NRCS Chief Sees Chesapeake Bay Watershed Conservation Project as Model For Broader EffortsWed, 25 Apr 2012 15:07:39 CDT
The Obama administration has targeted the Chesapeake Bay watershed area for intensive conservation efforts largely to improve water quality. Rapid development in the area over the last 30 years has negatively impacted soil, air and water quality. Although per-acre nutrient and sediment loading is far greater from developed land than cropland, the USDA was tasked with undertaking a program to restore and enhance the quality of the watershed.
That project has largely fallen on the shoulders of Dave White, chief of the Natural Resource Conservation Service. White spoke with Ron Hays recently and explained how he favors a collaborative approach of working with landowners and producers to enhance the health of their lands while reducing the negative impacts of soil and sediment runoff. Administration officials are watching the Chesapeake Bay program closely as a model to be used in other areas of the country.
White sees the Chesapeake Bay project as "ground zero" in the effort to replicate conservation successes to other areas of the country because, "This is the place where we are going to prove beyond the shadow of a doubt that the voluntary, incentive-based private land conservation approach is the way to go."
Working with landowners is the key to a successful program, White says. He knows others favor a more heavy-handed regulatory bureaucratic approach which he believes could be counterproductive. That's why he believes it is crucial to enlist the assistance of landowners and producers.
"If we can step up, and we're doing it right now, we're ahead of schedule, ag can do its part to make sure this bay, this estuary, this national treasure is clean and productive. And we can do it in a way where the farmer stays on the land and do it in a way that's economically sound for that producer."
White says that successful conservation programs are cannot be approached with a "one-size-fits-all" mentality. While there may be commonalities between methods employed in one area or another or from one producer to another, there has to be maximum flexibility built in.
"We have the whole suite of conservation practices. Everything has to be tailored to that producer-their land, their soil type, their topography, their farming method, their goals. Cover crops are very useful, terraces, conservation tillage, no till. Those are some of the key practices that we are seeing widespread around here. Fencing out some of the riparian areas-obviously you don't get cows down in the creek. Practices like that are very common."
The EPA and NCRS are two entirely different agencies which operate differently, but they are tasked with working very closely together in the Chesapeake Bay watershed project. White says there are some difficulties in that working relationship, but he believes there are ways to maximize the benefits.
"We all want clean water. We all want clean air. We all want a healthy and productive environment because that is where we all live. EPA is a regulatory agency. They were set up in the Nixon administration to do that.

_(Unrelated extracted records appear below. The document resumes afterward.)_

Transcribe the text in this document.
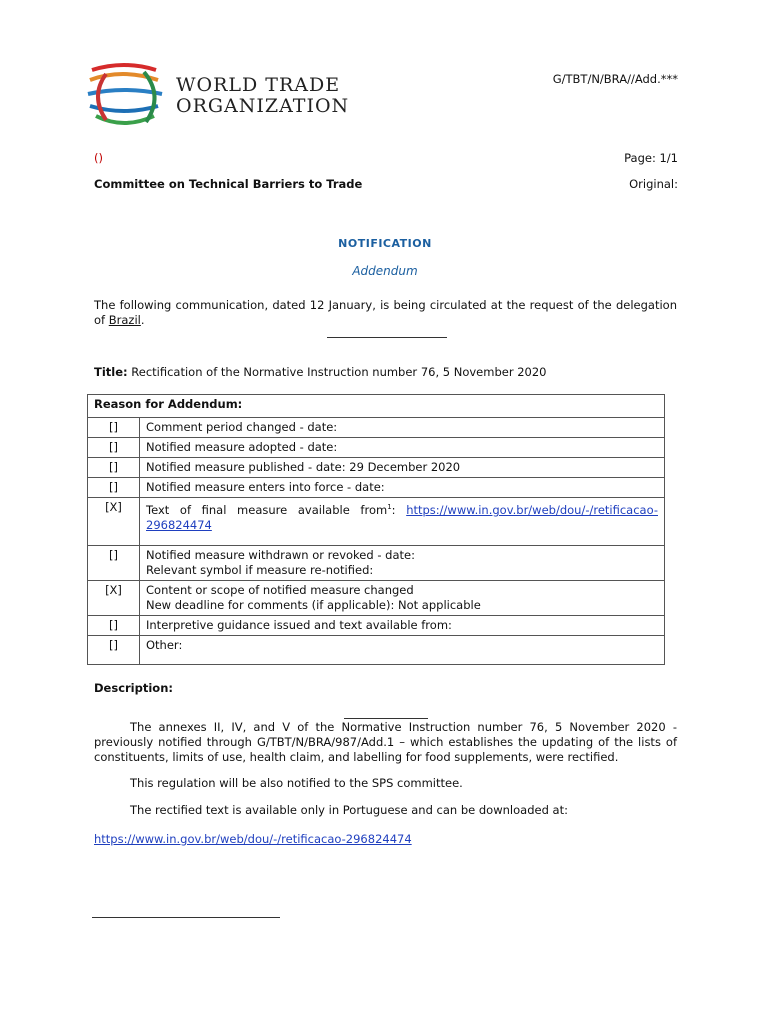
WORLD TRADE
ORGANIZATION
G/TBT/N/BRA//Add.***
()	Page: 1/1
Committee on Technical Barriers to Trade	Original:
NOTIFICATION
Addendum
The following communication, dated 12 January, is being circulated at the request of the delegation of Brazil.
Title: Rectification of the Normative Instruction number 76, 5 November 2020
Reason for Addendum:	
[]	Comment period changed - date:
[]	Notified measure adopted - date:
[]	Notified measure published - date: 29 December 2020
[]	Notified measure enters into force - date:
[X]	Text of final measure available from$^1$: https://www.in.gov.br/web/dou/-/retificacao-296824474
[]	Notified measure withdrawn or revoked - date:
Relevant symbol if measure re-notified:

[X]	Content or scope of notified measure changed
New deadline for comments (if applicable): Not applicable

[]	Interpretive guidance issued and text available from:
[]	Other:
Description:
The annexes II, IV, and V of the Normative Instruction number 76, 5 November 2020 - previously notified through G/TBT/N/BRA/987/Add.1 – which establishes the updating of the lists of constituents, limits of use, health claim, and labelling for food supplements, were rectified.
This regulation will be also notified to the SPS committee.
The rectified text is available only in Portuguese and can be downloaded at:
https://www.in.gov.br/web/dou/-/retificacao-296824474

We're a voluntary agent. We have two different approaches. What we're trying to do very, very consciously, is to work with the EPA. And so far the door's been open and they're receptive to talking to us, they're receptive to listening to us. And they're starting to get a little bit of "pro-aggie" around the edges. So, I'm hopeful we can take our swords and beat them into plowshares-or, rather, no-till drills-I'd much rather work with someone than butt heads against them. If we can make it work here, we can make it work anywhere."
One of the areas that has White excited about what has been achieved so far and what can be done in the future is the area of soil health. He's come to see that it holds great promise for successful conservation efforts.
"I think the whole soil-health movement has the potential to really change how we view the soil and how we farm it. We're talking about always having a cover on the soil. Whether it's a cover crop or a crop, we're talking about soil that is so resilient, where the microbes are so alive they capture the nitrogen and they hold it for you. You have less inputs and you can still make the same yield. Where you can sustain droughts and still keep your yields up.
"If you look at stuff like the climate change we're seeing, that's going to be so critical to our ability to produce food in the future. And we're really launching a nationwide effort to let people know about it."
White says he has gained a greater appreciation for no-till farming methods. He believes that is the key not only to conservation, but productivity and sustainability over the long haul.
"Leave the soil surface undisturbed. Equally key is the cover crops. When I was growing up in the world you used rye or wheat or something like a cover crop. Now we're looking at six or seven species, they call it a cocktail mix cover crop. Some of our agronomists are looking at what's happening under the surface and calling it rhyzomatic engineering there's so much magic happening there with the soil porosity and the earthworms and the fungi and the bacteria and the beneficial stuff. It really helps hold the soil together and produce our crops better."
White says he has high hopes for what he has learned so far and think it has applications far beyond the Chesapeake watershed.
"I hope it goes globally because we're going to need good soil if we're going to feed this world population that's coming on top of us and still have everything else we want. In the United States we're going to be training our people on it more. We're going to try to start moving this out. Places like Ohio, Indiana, North Dakota are already advancing on this issue and I hope to take it from Maine to Hawaii."